UPDATED LIST OF TOP WITHHOLDING AGENTS
With the relaxed health restrictions, most business establishments are now allowed to operate at full capacity as long as they comply with the minimum health protocols set forth by the Department of Health. As more establishments open, taxpayers are expected to have increased dealings with current suppliers and perhaps even gain new suppliers. Taxpayers should be mindful of withholding tax obligations on their purchases.
On that note, the Bureau of Internal Revenue issued Revenue Memorandum Circular No. 27-2022 announcing the recently updated list of withholding agents for inclusion to the list of top withholding agents (TWAs). Under the Circular, newly-added TWAs are required to deduct and remit either the 1% or 2% creditable withholding tax (CWT) from income payments to their suppliers of goods and services, respectively, starting April 1, 2022. Failure to withhold and remit the CWT on income payments is grounds for the disallowance of expenses for income tax purposes.
NO SUSPENSION OF EXCISE TAXES ON FUEL PRODUCTS
For some of us, returning to pre-pandemic life involves the daily commute as we slowly transition back from working at home to physically reporting to the office. While teleconferencing is still encouraged, some may already find themselves conducting join face-to-face meetings.
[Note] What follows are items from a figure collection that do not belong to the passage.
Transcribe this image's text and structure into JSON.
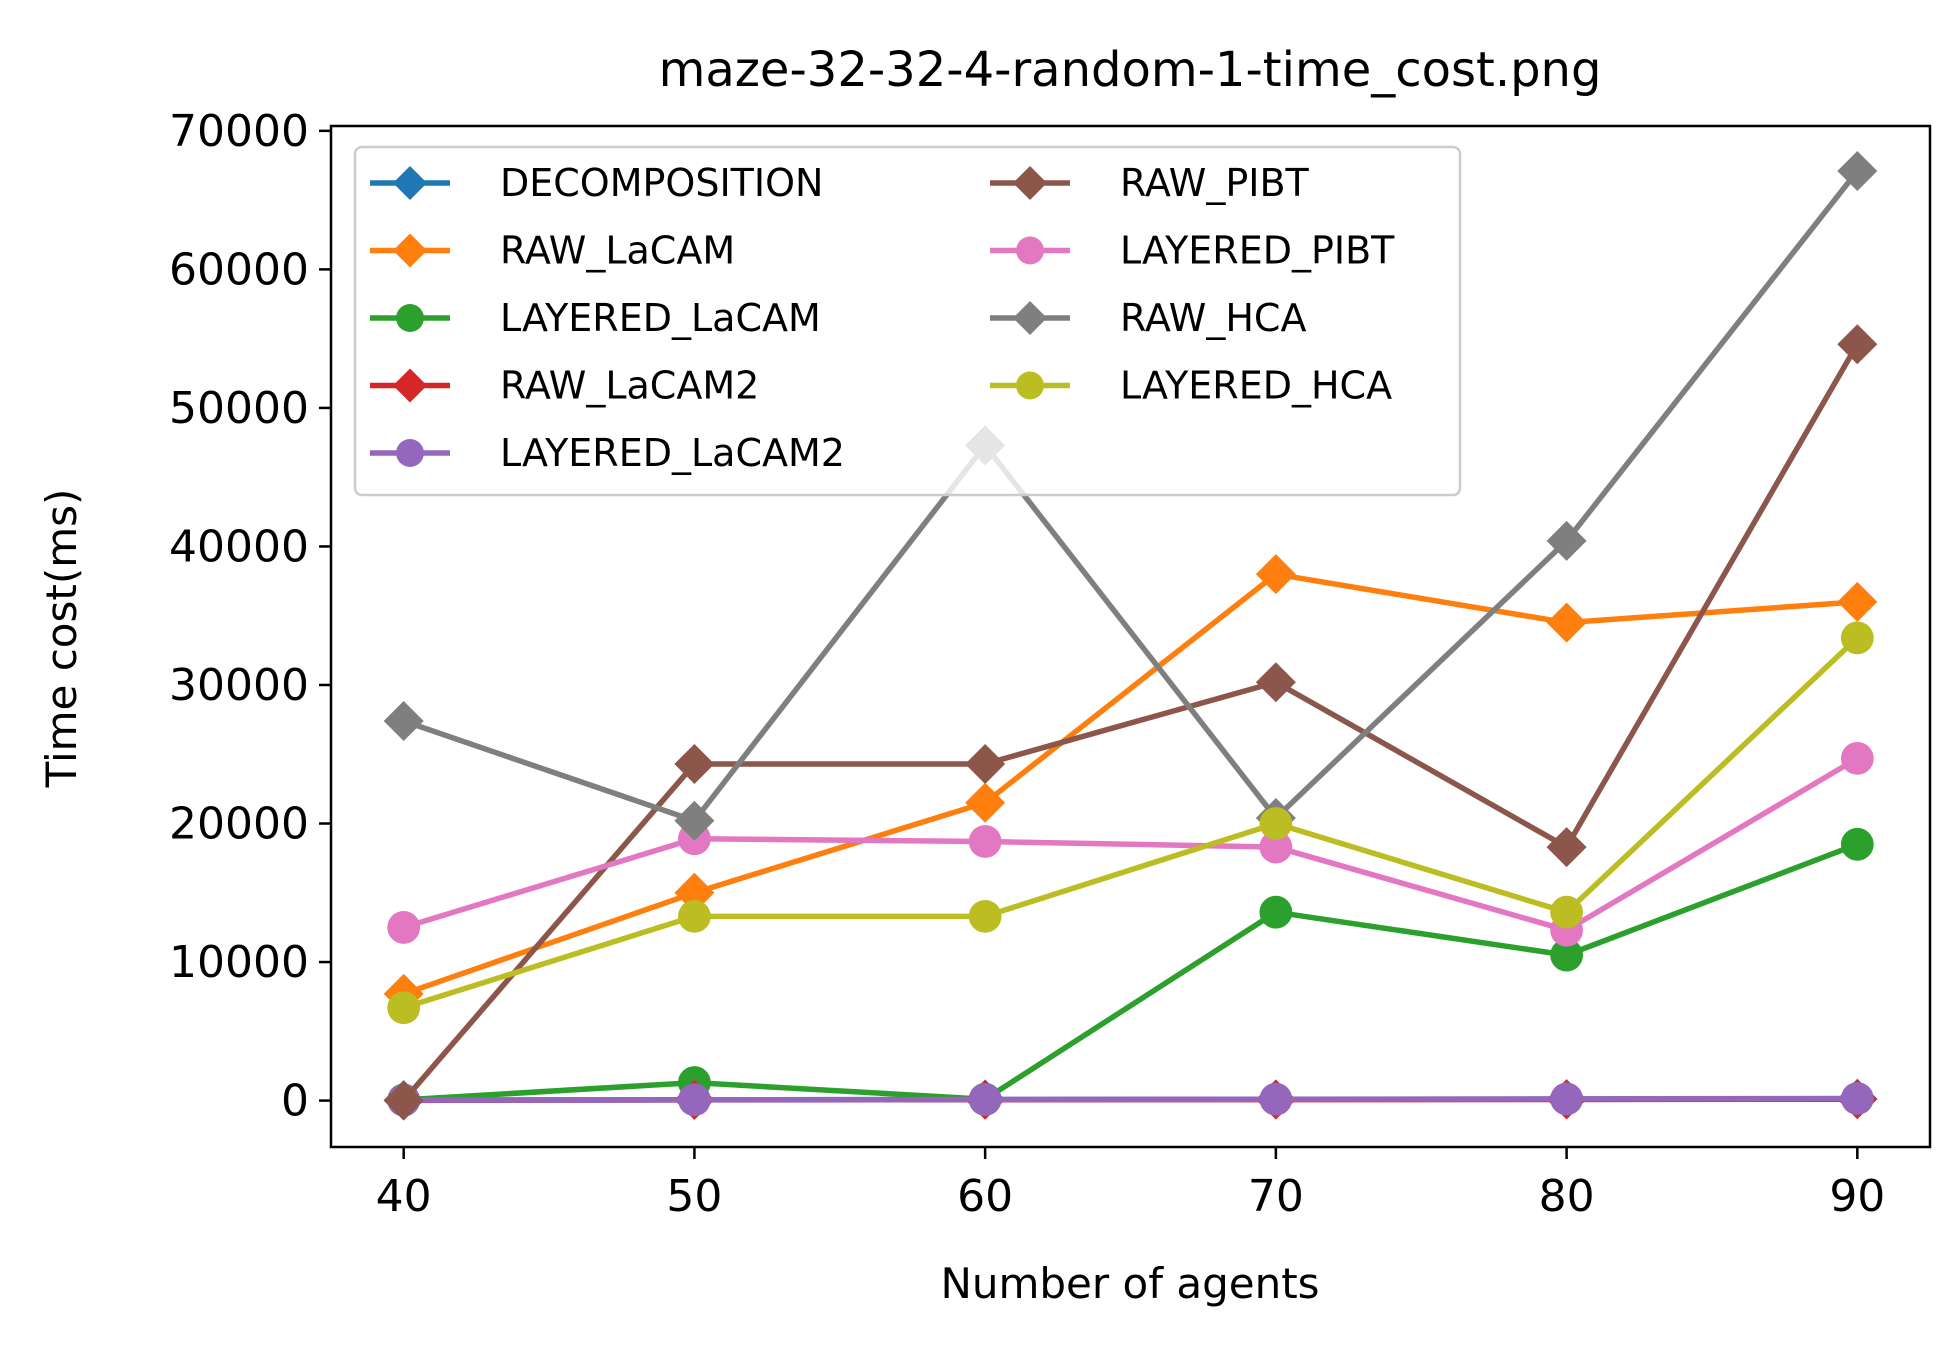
{
  "chart_data": {
    "type": "line",
    "title": "maze-32-32-4-random-1-time_cost.png",
    "xlabel": "Number of agents",
    "ylabel": "Time cost(ms)",
    "x": [
      40,
      50,
      60,
      70,
      80,
      90
    ],
    "xticks": [
      "40",
      "50",
      "60",
      "70",
      "80",
      "90"
    ],
    "xlim": [
      37.5,
      92.5
    ],
    "yticks": [
      "0",
      "10000",
      "20000",
      "30000",
      "40000",
      "50000",
      "60000",
      "70000"
    ],
    "ylim": [
      -3350,
      70350
    ],
    "grid": false,
    "legend_placement": "top-left, 2 columns",
    "series": [
      {
        "name": "DECOMPOSITION",
        "color": "#1f77b4",
        "marker": "diamond",
        "values": [
          30,
          60,
          80,
          90,
          110,
          130
        ]
      },
      {
        "name": "RAW_LaCAM",
        "color": "#ff7f0e",
        "marker": "diamond",
        "values": [
          7700,
          15000,
          21500,
          38000,
          34500,
          36000
        ]
      },
      {
        "name": "LAYERED_LaCAM",
        "color": "#2ca02c",
        "marker": "circle",
        "values": [
          50,
          1300,
          100,
          13600,
          10500,
          18500
        ]
      },
      {
        "name": "RAW_LaCAM2",
        "color": "#d62728",
        "marker": "diamond",
        "values": [
          20,
          50,
          60,
          70,
          80,
          100
        ]
      },
      {
        "name": "LAYERED_LaCAM2",
        "color": "#9467bd",
        "marker": "circle",
        "values": [
          30,
          60,
          80,
          100,
          120,
          150
        ]
      },
      {
        "name": "RAW_PIBT",
        "color": "#8c564b",
        "marker": "diamond",
        "values": [
          0,
          24300,
          24300,
          30200,
          18300,
          54600
        ]
      },
      {
        "name": "LAYERED_PIBT",
        "color": "#e377c2",
        "marker": "circle",
        "values": [
          12500,
          18900,
          18700,
          18300,
          12300,
          24700
        ]
      },
      {
        "name": "RAW_HCA",
        "color": "#7f7f7f",
        "marker": "diamond",
        "values": [
          27400,
          20200,
          47300,
          20400,
          40400,
          67100
        ]
      },
      {
        "name": "LAYERED_HCA",
        "color": "#bcbd22",
        "marker": "circle",
        "values": [
          6700,
          13300,
          13300,
          20000,
          13600,
          33400
        ]
      }
    ]
  }
}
Reporting to the office comes at a critical time, when prices of fuel products continue to rise. And while pump prices are mainly dictated by the global price of crude, the excise taxes imposed on fuel products also significantly contribute to the burden on commuters.
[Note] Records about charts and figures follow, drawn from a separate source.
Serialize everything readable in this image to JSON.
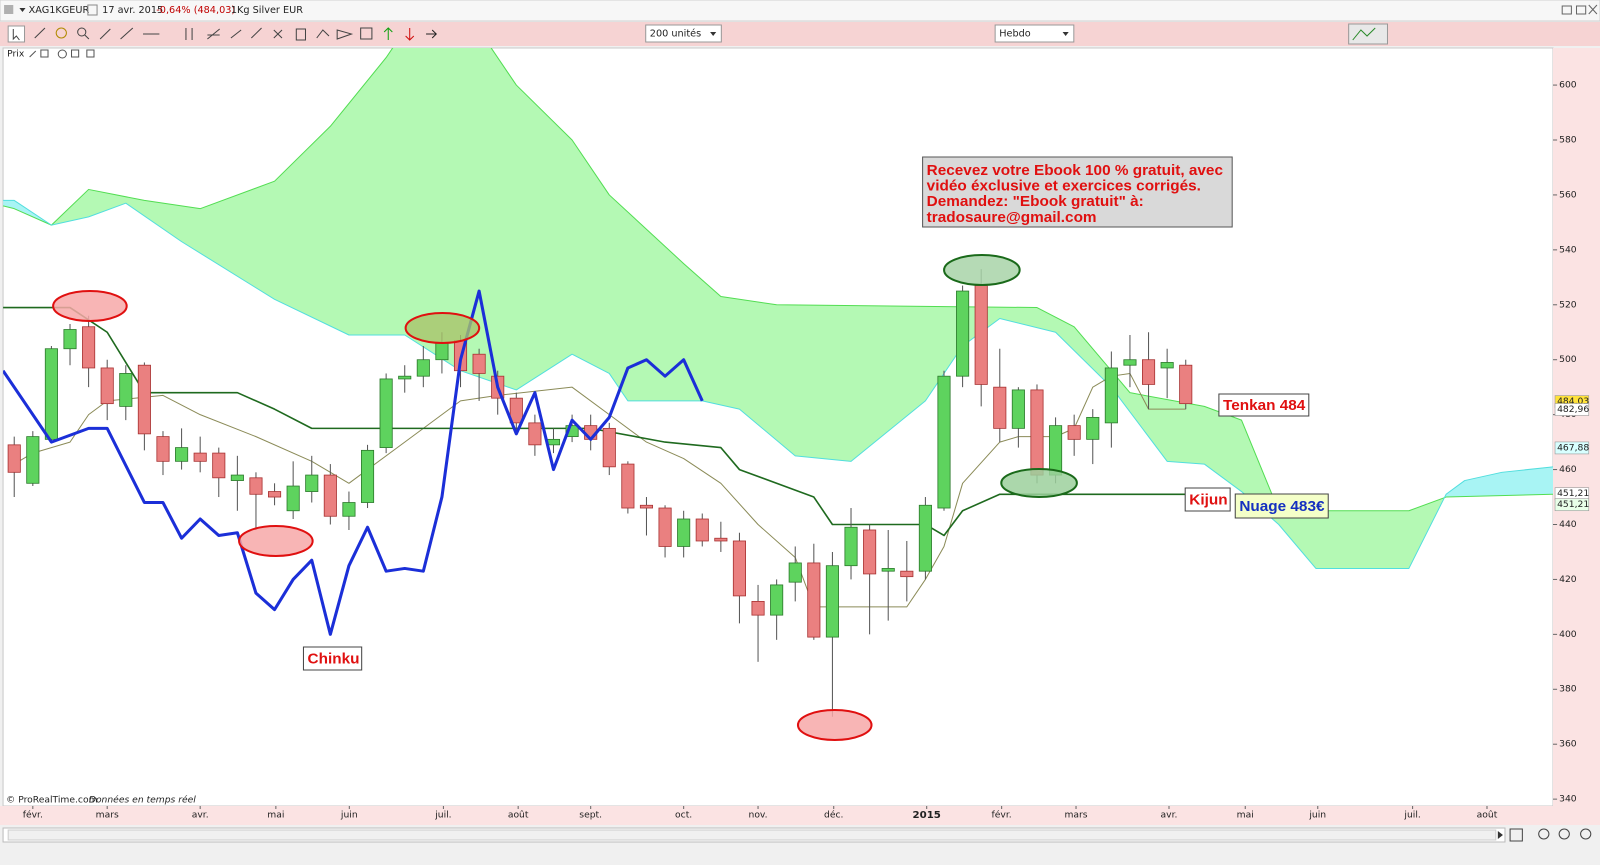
{
  "header": {
    "symbol": "XAG1KGEUR",
    "date": "17 avr. 2015",
    "change": "-0,64% (484,03)",
    "name": "1Kg Silver EUR"
  },
  "toolbar": {
    "units": "200 unités",
    "period": "Hebdo"
  },
  "panel_label": "Prix",
  "footer": {
    "copyright": "© ProRealTime.com",
    "note": "Données en temps réel"
  },
  "chart_data": {
    "type": "candlestick",
    "open": [
      469,
      455,
      471,
      504,
      512,
      497,
      483,
      498,
      472,
      463,
      466,
      466,
      456,
      457,
      452,
      445,
      452,
      458,
      443,
      448,
      468,
      493,
      494,
      500,
      507,
      502,
      494,
      486,
      477,
      469,
      472,
      476,
      475,
      462,
      447,
      446,
      432,
      442,
      435,
      434,
      412,
      407,
      419,
      426,
      399,
      425,
      438,
      423,
      423,
      423,
      446,
      494,
      527,
      490,
      475,
      489,
      458,
      476,
      471,
      477,
      498,
      500,
      497,
      498
    ],
    "high": [
      472,
      474,
      505,
      513,
      516,
      500,
      498,
      499,
      474,
      475,
      472,
      468,
      465,
      459,
      455,
      463,
      465,
      462,
      452,
      469,
      495,
      498,
      505,
      510,
      509,
      504,
      496,
      488,
      480,
      475,
      480,
      480,
      477,
      463,
      450,
      447,
      445,
      444,
      441,
      437,
      418,
      420,
      432,
      433,
      430,
      446,
      440,
      438,
      434,
      450,
      496,
      527,
      533,
      504,
      490,
      491,
      479,
      480,
      482,
      503,
      509,
      510,
      504,
      500
    ],
    "low": [
      450,
      454,
      470,
      498,
      490,
      478,
      478,
      467,
      458,
      460,
      459,
      450,
      445,
      438,
      447,
      442,
      448,
      440,
      438,
      446,
      466,
      488,
      490,
      495,
      490,
      485,
      480,
      473,
      465,
      466,
      470,
      467,
      458,
      444,
      436,
      428,
      428,
      432,
      430,
      404,
      390,
      398,
      412,
      398,
      370,
      420,
      400,
      405,
      412,
      420,
      445,
      490,
      483,
      470,
      468,
      455,
      455,
      465,
      462,
      468,
      490,
      482,
      486,
      482
    ],
    "close": [
      459,
      472,
      504,
      511,
      497,
      484,
      495,
      473,
      463,
      468,
      463,
      457,
      458,
      451,
      450,
      454,
      458,
      443,
      448,
      467,
      493,
      494,
      500,
      506,
      496,
      495,
      486,
      477,
      469,
      471,
      476,
      471,
      461,
      446,
      446,
      432,
      442,
      434,
      434,
      414,
      407,
      418,
      426,
      399,
      425,
      439,
      422,
      424,
      421,
      447,
      494,
      525,
      491,
      475,
      489,
      458,
      476,
      471,
      479,
      497,
      500,
      491,
      499,
      484
    ],
    "up_color": "#5ed35e",
    "down_color": "#ea8080",
    "cloud_color": "#b4f9b4",
    "cloud_color_alt": "#a8f4f4",
    "lines": {
      "senkou_b": {
        "color": "#52dd52",
        "width": 1,
        "x": [
          -0.6,
          0,
          2,
          4,
          7,
          10,
          14,
          17,
          20,
          21,
          25,
          27,
          30,
          32,
          36,
          38,
          41,
          55,
          57,
          60,
          64,
          66,
          68,
          75,
          77,
          82.75
        ],
        "values": [
          556,
          555,
          549,
          562,
          558,
          555,
          565,
          585,
          610,
          620,
          620,
          600,
          580,
          560,
          535,
          523,
          520,
          519,
          512,
          488,
          483,
          478,
          445,
          445,
          450,
          451
        ]
      },
      "senkou_a": {
        "color": "#52dede",
        "width": 1,
        "x": [
          -0.6,
          0,
          2,
          4,
          6,
          9,
          14,
          18,
          21,
          24,
          27,
          30,
          32,
          33,
          37,
          39,
          42,
          45,
          47,
          49,
          51,
          53,
          56,
          59,
          62,
          64,
          66,
          68,
          70,
          75,
          77,
          78,
          80,
          82.75
        ],
        "values": [
          558,
          558,
          549,
          552,
          557,
          543,
          522,
          509,
          509,
          496,
          489,
          502,
          495,
          485,
          485,
          482,
          465,
          463,
          474,
          485,
          505,
          515,
          510,
          490,
          463,
          462,
          452,
          440,
          424,
          424,
          451,
          456,
          459,
          461
        ]
      },
      "tenkan": {
        "color": "#8b8b58",
        "width": 1,
        "x": [
          0,
          1,
          3,
          4,
          5,
          8,
          10,
          13,
          16,
          18,
          19,
          21,
          23,
          24,
          26,
          30,
          32,
          34,
          36,
          38,
          40,
          42,
          43,
          48,
          49,
          50,
          51,
          53,
          54,
          56,
          57,
          58,
          59,
          60,
          61,
          63
        ],
        "values": [
          462,
          466,
          470,
          480,
          485,
          487,
          480,
          472,
          463,
          455,
          460,
          470,
          480,
          485,
          487,
          490,
          480,
          470,
          464,
          455,
          440,
          428,
          410,
          410,
          420,
          432,
          455,
          470,
          472,
          472,
          475,
          490,
          494,
          495,
          482,
          482
        ]
      },
      "kijun": {
        "color": "#1f6a1f",
        "width": 1.6,
        "x": [
          -0.6,
          3,
          5,
          7,
          12,
          14,
          16,
          31,
          35,
          38,
          39,
          43,
          44,
          49,
          50,
          51,
          53,
          63
        ],
        "values": [
          519,
          519,
          510,
          488,
          488,
          482,
          475,
          475,
          470,
          468,
          460,
          450,
          440,
          440,
          436,
          445,
          451,
          451
        ]
      },
      "chinku": {
        "color": "#1b2fd8",
        "width": 3,
        "x": [
          -0.6,
          2,
          4,
          5,
          7,
          8,
          9,
          10,
          11,
          12,
          13,
          14,
          15,
          16,
          17,
          18,
          19,
          20,
          21,
          22,
          23,
          24,
          25,
          26,
          27,
          28,
          29,
          30,
          31,
          32,
          33,
          34,
          35,
          36,
          37
        ],
        "values": [
          496,
          470,
          475,
          475,
          448,
          448,
          435,
          442,
          436,
          437,
          415,
          409,
          420,
          427,
          400,
          425,
          439,
          423,
          424,
          423,
          450,
          500,
          525,
          490,
          473,
          488,
          460,
          478,
          471,
          479,
          497,
          500,
          494,
          500,
          485
        ]
      }
    },
    "xlim": [
      -0.6,
      82.75
    ],
    "xticks": [
      {
        "value": 1.0,
        "label": "févr."
      },
      {
        "value": 5.0,
        "label": "mars"
      },
      {
        "value": 10.0,
        "label": "avr."
      },
      {
        "value": 14.07,
        "label": "mai"
      },
      {
        "value": 18.02,
        "label": "juin"
      },
      {
        "value": 23.08,
        "label": "juil."
      },
      {
        "value": 27.1,
        "label": "août"
      },
      {
        "value": 31.0,
        "label": "sept."
      },
      {
        "value": 36.0,
        "label": "oct."
      },
      {
        "value": 40.0,
        "label": "nov."
      },
      {
        "value": 44.07,
        "label": "déc."
      },
      {
        "value": 49.07,
        "label": "2015"
      },
      {
        "value": 53.1,
        "label": "févr."
      },
      {
        "value": 57.1,
        "label": "mars"
      },
      {
        "value": 62.1,
        "label": "avr."
      },
      {
        "value": 66.2,
        "label": "mai"
      },
      {
        "value": 70.1,
        "label": "juin"
      },
      {
        "value": 75.2,
        "label": "juil."
      },
      {
        "value": 79.2,
        "label": "août"
      }
    ],
    "ylim": [
      337.5,
      613.5
    ],
    "yticks": [
      340,
      360,
      380,
      400,
      420,
      440,
      460,
      480,
      500,
      520,
      540,
      560,
      580,
      600
    ],
    "price_flags": {
      "values": [
        484.03,
        482.96,
        467.88,
        451.21,
        451.21
      ],
      "value_labels": [
        "484,03",
        "482,96",
        "467,88",
        "451,21",
        "451,21"
      ],
      "colors": [
        "#ffe23a",
        "#ffffff",
        "#d8ffff",
        "#ffffff",
        "#e8ffe8"
      ]
    },
    "ebook": [
      "Recevez votre Ebook 100 % gratuit, avec",
      "vidéo éxclusive et exercices corrigés.",
      "Demandez: \"Ebook gratuit\" à:",
      "tradosaure@gmail.com"
    ],
    "annotations": [
      "Chinku",
      "Tenkan 484",
      "Kijun",
      "Nuage 483€"
    ]
  }
}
Under the Tax Reform for Acceleration and Inclusion (TRAIN) Law, the current excise tax rates are P10 per liter for gasoline, P6 per liter for diesel, P5 per liter for kerosene, P4 per liter for aviation fuel, and P3 per liter for liquefied petroleum gas.
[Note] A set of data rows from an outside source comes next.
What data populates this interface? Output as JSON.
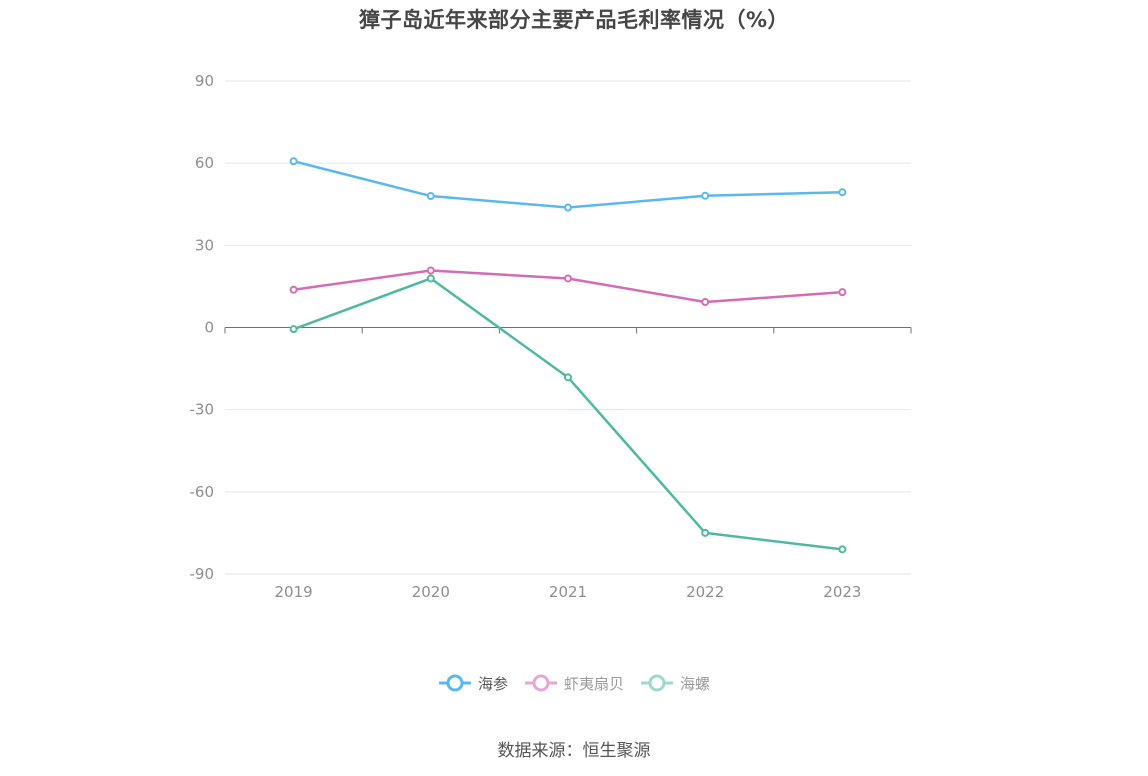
{
  "chart_data": {
    "type": "line",
    "title": "獐子岛近年来部分主要产品毛利率情况（%）",
    "categories": [
      "2019",
      "2020",
      "2021",
      "2022",
      "2023"
    ],
    "ylim": [
      -90,
      90
    ],
    "yticks": [
      90,
      60,
      30,
      0,
      -30,
      -60,
      -90
    ],
    "yticklabels": [
      "90",
      "60",
      "30",
      "0",
      "-30",
      "-60",
      "-90"
    ],
    "grid": true,
    "legend_position": "bottom",
    "series": [
      {
        "name": "海参",
        "color": "#5ab8ee",
        "values": [
          60.7,
          48.0,
          43.8,
          48.1,
          49.4
        ]
      },
      {
        "name": "虾夷扇贝",
        "color": "#d46bb5",
        "values": [
          13.8,
          20.8,
          17.9,
          9.3,
          12.9
        ]
      },
      {
        "name": "海螺",
        "color": "#4fb9a0",
        "values": [
          -0.6,
          17.9,
          -18.2,
          -75.0,
          -81.0
        ]
      }
    ]
  },
  "legend": {
    "items": [
      {
        "label": "海参",
        "color": "#5ab8ee",
        "faded": false
      },
      {
        "label": "虾夷扇贝",
        "color": "#e7a6d3",
        "faded": true
      },
      {
        "label": "海螺",
        "color": "#9dd9cb",
        "faded": true
      }
    ]
  },
  "source": "数据来源：恒生聚源"
}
The considerable increases in fuel prices have understandably made basic commodities more expensive. As such, the clamor for the suspension of excise taxes on fuel products has been resounding.
Unfortunately, no temporary relief will be provided this time. The government has rejected calls to suspend the excise tax on fuel, with the Department of Finance citing the potential hit to government revenue. Instead, the President approved a proposal to provide P200 in monthly direct aid or unconditional cash transfers to the most vulnerable sectors.
But while immediate relief for the recent price hikes may not be in sight, and we are not safely out of the woods yet with this pandemic, it is still encouraging to know that we are making progress in rediscovering our old lives. The reopening of businesses, the bustle of city life, and even the traffic are encouraging signs that we are recovering from the two-year pandemic.
The views or opinions expressed in this article are solely those of the author and do not necessarily represent those of Isla Lipana & Co. The content is for general information purposes only, and should not be used as a substitute for specific advice.
Maria Jonas Yap is a senior manager at the Tax Services Department of Isla Lipana & Co., the Philippine member firm of PricewaterhouseCoopers global network.